Template and discussion aid, not legal advice. Lawful-basis analysis is jurisdiction-specific — most organizations will look at legitimate interests for custody and aggregation, and consent for sharing. Document the analysis in a DPIA, with counsel and your DPO.

The checklist

What the DPIA needs to cover

  • Processing description: what a session record contains, where it lives, the retention schedule.
  • Scope boundary: how the repository connection is enforced; what never enters collection.
  • Purpose statement and the purpose boundary — and how the boundary is enforced technically.
  • Visibility matrix: author · named team (consent) · aggregates k≥5 · no one.
  • The access log: who can read it, what it records.
  • Data-subject rights mapping — access, rectification, erasure, portability, objection.
  • Aggregate-only mode assessment, if a works council requests it.
  • Vendor and sub-processor list, with transfer analysis if hosted.
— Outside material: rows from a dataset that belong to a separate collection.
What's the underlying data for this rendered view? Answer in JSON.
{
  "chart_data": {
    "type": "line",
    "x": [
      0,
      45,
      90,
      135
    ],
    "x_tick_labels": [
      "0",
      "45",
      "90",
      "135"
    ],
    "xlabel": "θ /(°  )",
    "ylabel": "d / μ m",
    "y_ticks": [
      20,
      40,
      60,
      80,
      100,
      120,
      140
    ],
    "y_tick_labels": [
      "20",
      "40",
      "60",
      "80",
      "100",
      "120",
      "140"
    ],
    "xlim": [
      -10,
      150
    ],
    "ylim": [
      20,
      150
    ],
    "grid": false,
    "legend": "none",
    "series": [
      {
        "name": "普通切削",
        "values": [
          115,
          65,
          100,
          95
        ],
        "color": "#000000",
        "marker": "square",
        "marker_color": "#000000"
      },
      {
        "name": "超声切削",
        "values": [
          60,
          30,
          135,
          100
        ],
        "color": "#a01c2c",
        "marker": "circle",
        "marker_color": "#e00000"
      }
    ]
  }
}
Where a works council requires it, a faithful implementation can run in aggregate-only mode: individual-level records are processed transiently for aggregation and coaching, and no raw-session browsing surface exists for anyone but the author. Offering it unprompted is the strongest trust signal available.

The first meeting

Five sentences to open with

“The record is kept like source code — and read like a census, not like a camera.”
“No number about an individual is shown to anyone but that individual.”
“Nothing here touches performance, pay, or employment — by architecture, and in writing.”
“Every person can see who accessed data that includes them, at any time.”
“Sharing is opt-in, team-scoped, revocable, and logged — and declining costs nothing.”